Sunday, March 13, 2016

Brief discussion: The Effects and Antecedents of Conflict in FLOSS dev.

Hey folks.  For this weeks blogging, I'll be reading and thinking about:
A Filippova, H ChoThe Effects and Antecedents of Conflict in Free and Open Source Software DevelopmentCSCW, 2016
This isn't a review or really a summary -- just some thoughts I had that I want to share.

Transformational leadership

See https://en.wikipedia.org/wiki/Transformational_leadership
Filippova et al. highlight a "transactional leadership" style as one of the factors mitigating the negative effects of high-conflict FOSS teams.  

I don't really like the word "transformational" since, to me, it seems to fail to highlight the key meaning of the term -- collaboration.  A transactional leader doesn't own the process of change, but rather works with others to put together a vision and enact a change with other committed individuals.  It involves convincing other of a directional change or new effort rather than enforcing it through force or punishment/reward.  I think the key insight that transactional leaders have is that they do not own the process of change.  At most they can be a key contributor to it.  There will need to be a conversation and some sort of consensus before real change can happen.  In my practice as a leader of a small group of volunteers developing a FOSS project, I can't imagine operating any other way.  I must lead by example -- by making a convincing case for what we should do and allowing myself to be convinced by other.  The direction we set will be owned by all.  I need my team to feel this ownership and shared identity.  This is a trick when there are deadlines and a disagreement threatens delaying substantial work, but in my experience, deadlines aren't that dead and delays can be real opportunities to step back and ask why the disagreement exists in the first place.  

In the end, if I can't convince you (gentle reader, my assumed collaborator) that my idea is good and worth pursuing then maybe it's not actually good or worth pursuing.  In a way, I see transactional leadership style a lot like code review.  If I want to reprogram our team structure/plans, then I should be able to get the changes reviewed and supported by others.  In the process of review, we can increase our shared notion of norms/goals and make sure that the implemented changes are actually good!

Different types of conflict

So, I've been studying conflict patterns in Wikipedia for a while, but I've never really dug into the literature about different types of conflict.  Of course, it's obvious that there *are* different types.  I've written about this in the past around reverts in Wikipedia, but it's much more useful to apply past through on the subject than to inject my own naive point of view.  Luckily, Filippova et al. provide a nice summary of Task conflict, Affective conflict, Process conflict, and Normative conflict.

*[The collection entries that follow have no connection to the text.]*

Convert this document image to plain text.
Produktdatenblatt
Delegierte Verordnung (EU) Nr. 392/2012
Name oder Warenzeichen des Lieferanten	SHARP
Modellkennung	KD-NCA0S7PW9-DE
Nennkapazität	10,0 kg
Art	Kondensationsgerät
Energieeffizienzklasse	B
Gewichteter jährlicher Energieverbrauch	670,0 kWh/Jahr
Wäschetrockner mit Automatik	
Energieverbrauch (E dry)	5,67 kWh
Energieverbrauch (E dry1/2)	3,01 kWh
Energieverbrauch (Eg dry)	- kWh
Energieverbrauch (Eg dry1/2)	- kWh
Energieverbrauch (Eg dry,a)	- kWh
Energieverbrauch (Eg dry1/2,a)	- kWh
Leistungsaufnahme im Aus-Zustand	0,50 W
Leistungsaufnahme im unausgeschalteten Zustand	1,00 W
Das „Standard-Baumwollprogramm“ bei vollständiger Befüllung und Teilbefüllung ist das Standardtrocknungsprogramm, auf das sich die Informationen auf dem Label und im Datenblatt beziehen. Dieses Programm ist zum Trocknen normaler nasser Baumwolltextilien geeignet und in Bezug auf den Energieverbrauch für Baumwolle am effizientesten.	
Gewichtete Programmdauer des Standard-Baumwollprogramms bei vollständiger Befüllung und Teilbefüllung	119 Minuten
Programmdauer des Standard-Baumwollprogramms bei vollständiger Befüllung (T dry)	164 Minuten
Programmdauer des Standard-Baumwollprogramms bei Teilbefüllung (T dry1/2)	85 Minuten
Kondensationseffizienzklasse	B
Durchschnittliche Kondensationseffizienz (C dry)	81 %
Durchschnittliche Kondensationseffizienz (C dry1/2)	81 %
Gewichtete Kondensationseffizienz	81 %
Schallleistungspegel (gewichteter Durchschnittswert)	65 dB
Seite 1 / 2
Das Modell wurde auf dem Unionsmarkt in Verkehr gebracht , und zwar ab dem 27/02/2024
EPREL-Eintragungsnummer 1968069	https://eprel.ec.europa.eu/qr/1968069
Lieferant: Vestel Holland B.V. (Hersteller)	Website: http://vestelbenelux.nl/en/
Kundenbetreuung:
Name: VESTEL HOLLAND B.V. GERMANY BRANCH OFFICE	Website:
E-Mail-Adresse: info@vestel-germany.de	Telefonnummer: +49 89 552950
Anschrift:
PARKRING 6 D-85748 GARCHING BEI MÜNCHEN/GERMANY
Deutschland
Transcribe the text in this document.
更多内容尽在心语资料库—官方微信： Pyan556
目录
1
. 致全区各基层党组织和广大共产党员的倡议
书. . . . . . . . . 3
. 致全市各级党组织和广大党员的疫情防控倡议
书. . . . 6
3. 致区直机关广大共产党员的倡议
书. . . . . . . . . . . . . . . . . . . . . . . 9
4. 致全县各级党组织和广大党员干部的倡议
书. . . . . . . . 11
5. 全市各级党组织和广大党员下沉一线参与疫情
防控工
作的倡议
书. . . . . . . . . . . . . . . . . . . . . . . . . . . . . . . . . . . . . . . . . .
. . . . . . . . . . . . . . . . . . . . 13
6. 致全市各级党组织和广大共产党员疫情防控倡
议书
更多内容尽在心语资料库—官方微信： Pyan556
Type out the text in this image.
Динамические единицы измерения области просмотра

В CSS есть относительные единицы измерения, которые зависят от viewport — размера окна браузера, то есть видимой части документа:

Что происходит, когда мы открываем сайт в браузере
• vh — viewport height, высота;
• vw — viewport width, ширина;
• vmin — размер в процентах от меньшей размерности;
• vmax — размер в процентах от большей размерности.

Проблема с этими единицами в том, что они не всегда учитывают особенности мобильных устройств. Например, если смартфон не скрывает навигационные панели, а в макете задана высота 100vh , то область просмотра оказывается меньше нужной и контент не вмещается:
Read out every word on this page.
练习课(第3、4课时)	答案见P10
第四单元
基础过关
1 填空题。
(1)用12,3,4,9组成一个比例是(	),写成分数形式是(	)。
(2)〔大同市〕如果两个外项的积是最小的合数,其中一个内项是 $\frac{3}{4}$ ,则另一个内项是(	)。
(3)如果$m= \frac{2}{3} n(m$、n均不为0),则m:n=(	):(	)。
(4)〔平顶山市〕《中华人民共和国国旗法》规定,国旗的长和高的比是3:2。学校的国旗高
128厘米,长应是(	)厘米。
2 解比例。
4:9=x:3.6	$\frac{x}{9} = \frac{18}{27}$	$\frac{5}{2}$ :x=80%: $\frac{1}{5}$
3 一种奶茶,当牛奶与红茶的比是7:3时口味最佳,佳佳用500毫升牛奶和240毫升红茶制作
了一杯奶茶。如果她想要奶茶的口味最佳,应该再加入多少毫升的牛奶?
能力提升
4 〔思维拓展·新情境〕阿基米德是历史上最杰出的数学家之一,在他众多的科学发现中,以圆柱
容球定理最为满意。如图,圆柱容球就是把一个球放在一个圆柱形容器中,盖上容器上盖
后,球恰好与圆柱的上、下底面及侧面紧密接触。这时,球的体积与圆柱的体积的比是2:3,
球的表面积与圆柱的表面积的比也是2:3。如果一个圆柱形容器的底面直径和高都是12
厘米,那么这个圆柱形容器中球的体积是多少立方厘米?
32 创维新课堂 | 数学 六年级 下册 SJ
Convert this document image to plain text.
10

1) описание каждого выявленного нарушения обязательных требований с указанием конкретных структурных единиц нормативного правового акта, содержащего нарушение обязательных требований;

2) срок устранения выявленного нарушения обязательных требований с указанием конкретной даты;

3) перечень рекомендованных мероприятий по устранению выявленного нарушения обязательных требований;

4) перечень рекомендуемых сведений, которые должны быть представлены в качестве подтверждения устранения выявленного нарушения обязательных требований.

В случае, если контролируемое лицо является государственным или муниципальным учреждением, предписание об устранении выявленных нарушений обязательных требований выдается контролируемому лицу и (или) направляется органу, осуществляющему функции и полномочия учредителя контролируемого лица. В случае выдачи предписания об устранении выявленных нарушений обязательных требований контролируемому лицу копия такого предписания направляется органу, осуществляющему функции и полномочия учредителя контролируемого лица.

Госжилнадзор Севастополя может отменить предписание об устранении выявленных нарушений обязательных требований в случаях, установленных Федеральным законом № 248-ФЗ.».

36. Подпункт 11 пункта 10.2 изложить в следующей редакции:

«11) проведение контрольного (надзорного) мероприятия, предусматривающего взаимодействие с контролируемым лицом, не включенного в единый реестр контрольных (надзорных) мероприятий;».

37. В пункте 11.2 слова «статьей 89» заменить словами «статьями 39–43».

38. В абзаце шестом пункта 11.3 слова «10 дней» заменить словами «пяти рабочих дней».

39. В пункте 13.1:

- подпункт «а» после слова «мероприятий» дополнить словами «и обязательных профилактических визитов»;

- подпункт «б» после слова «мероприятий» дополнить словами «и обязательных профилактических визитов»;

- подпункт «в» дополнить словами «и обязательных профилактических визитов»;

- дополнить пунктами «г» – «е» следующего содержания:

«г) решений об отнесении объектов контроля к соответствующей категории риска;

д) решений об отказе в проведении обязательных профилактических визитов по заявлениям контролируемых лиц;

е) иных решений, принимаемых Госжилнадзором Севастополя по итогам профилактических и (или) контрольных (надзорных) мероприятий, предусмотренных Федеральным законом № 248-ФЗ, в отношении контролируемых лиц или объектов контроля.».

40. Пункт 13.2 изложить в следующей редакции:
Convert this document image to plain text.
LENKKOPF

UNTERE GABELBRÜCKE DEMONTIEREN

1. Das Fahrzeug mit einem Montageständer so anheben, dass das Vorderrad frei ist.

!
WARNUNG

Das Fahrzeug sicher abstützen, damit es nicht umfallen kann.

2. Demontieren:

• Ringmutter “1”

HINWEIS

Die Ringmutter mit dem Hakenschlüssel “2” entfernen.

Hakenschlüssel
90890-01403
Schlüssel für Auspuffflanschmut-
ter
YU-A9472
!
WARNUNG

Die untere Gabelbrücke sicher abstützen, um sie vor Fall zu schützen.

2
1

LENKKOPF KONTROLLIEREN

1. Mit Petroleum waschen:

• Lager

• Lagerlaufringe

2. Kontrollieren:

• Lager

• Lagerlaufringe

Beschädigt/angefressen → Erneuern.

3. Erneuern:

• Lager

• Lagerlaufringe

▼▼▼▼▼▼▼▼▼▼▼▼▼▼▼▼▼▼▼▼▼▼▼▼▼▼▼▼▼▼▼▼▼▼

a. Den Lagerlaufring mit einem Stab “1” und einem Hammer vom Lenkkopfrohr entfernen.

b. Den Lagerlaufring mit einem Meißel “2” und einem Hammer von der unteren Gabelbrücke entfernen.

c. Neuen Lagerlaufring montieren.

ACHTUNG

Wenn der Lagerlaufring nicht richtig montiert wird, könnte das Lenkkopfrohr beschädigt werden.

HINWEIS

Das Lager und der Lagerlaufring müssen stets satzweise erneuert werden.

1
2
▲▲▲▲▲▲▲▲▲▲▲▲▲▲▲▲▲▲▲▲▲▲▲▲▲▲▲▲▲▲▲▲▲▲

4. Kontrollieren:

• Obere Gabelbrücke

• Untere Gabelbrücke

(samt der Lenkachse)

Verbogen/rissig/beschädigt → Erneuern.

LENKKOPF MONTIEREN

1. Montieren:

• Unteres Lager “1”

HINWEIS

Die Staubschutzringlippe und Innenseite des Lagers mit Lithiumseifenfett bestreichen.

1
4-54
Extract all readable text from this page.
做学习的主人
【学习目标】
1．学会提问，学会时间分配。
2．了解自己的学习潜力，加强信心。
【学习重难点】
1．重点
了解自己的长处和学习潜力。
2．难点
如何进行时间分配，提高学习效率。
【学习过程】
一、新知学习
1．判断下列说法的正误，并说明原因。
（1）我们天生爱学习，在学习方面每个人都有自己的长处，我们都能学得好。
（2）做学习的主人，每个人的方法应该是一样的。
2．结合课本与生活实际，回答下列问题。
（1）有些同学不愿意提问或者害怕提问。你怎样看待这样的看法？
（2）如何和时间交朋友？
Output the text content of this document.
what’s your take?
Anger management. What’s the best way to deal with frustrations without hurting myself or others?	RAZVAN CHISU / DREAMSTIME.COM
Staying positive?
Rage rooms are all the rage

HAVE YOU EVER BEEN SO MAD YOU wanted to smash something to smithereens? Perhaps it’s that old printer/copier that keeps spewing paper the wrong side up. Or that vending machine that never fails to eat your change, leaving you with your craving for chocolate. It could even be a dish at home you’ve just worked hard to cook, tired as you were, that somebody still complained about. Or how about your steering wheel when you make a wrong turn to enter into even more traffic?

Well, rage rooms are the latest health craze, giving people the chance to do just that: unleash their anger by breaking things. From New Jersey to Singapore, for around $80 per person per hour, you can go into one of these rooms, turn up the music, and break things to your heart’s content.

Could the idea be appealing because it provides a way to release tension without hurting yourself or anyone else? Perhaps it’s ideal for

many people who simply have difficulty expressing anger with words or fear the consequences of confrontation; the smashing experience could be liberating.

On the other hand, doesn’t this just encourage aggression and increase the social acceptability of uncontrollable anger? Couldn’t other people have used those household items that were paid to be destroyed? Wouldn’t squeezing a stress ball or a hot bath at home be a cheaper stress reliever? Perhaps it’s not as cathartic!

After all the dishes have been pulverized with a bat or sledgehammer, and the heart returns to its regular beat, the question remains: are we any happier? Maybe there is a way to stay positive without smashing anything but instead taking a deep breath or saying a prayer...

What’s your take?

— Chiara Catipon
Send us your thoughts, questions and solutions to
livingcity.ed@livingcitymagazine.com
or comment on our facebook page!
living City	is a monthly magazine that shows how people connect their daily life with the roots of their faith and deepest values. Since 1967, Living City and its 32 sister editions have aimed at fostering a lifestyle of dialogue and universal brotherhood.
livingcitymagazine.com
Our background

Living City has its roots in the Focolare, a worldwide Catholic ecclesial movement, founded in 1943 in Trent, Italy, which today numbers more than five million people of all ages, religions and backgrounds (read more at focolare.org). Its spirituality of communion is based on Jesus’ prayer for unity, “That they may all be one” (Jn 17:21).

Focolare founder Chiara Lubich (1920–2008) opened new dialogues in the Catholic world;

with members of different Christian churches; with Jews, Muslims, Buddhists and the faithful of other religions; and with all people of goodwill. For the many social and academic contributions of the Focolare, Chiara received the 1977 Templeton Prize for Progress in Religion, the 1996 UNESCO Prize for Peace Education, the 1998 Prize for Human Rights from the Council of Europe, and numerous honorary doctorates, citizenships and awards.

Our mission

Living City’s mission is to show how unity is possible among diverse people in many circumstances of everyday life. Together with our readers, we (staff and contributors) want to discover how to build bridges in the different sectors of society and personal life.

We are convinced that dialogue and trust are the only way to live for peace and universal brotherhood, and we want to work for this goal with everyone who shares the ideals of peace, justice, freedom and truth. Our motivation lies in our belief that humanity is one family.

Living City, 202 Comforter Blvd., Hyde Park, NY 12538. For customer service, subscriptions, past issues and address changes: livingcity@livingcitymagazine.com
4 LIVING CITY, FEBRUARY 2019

  • Task conflict: Conflict about what needs to be done.  E.g. do we engineer ORES to use celery workers or do we just plan to have a large pool of independent uwsgi threads?  While this can be good in that it brings a diverse perspective of possible implementations, it also might turn into a religious battle over the Right Way To Do Things(TM).
  • Affective conflict: AKA drama.  Conflict due to bad blood -- relationships between people might cause conflict regardless of any task disagreement.   E.g. do we attribute the failure of a team member to complete a task to the complexity of the task or to their general incompetence? 
  • Process conflict: Disagreements over how to do tasks.  E.g. do we require code-review and non-self-merges for *everything* or are there some reasonable exceptions.  On the Revision Scoring project, I generally make process declarations that go unchallenged and then we iterate whenever the process seems to be not working.  So far, I wouldn't really say that this has escalated to "conflict" yet, but I could see how it might.  
  • Normative conflict: Disagreements about "group function".  E.g. do we generally pursue a caution-first strategy or an open-first strategy (everything is open until a problem arises vs. everything is closed until we know we can safely open it)?  This is a discussion that I'd like to come back to in a future blog post as I'm very opinionated about how the norms of Wikipedia (bold inclusionism & openness) should be extended to the software development community around MediaWiki.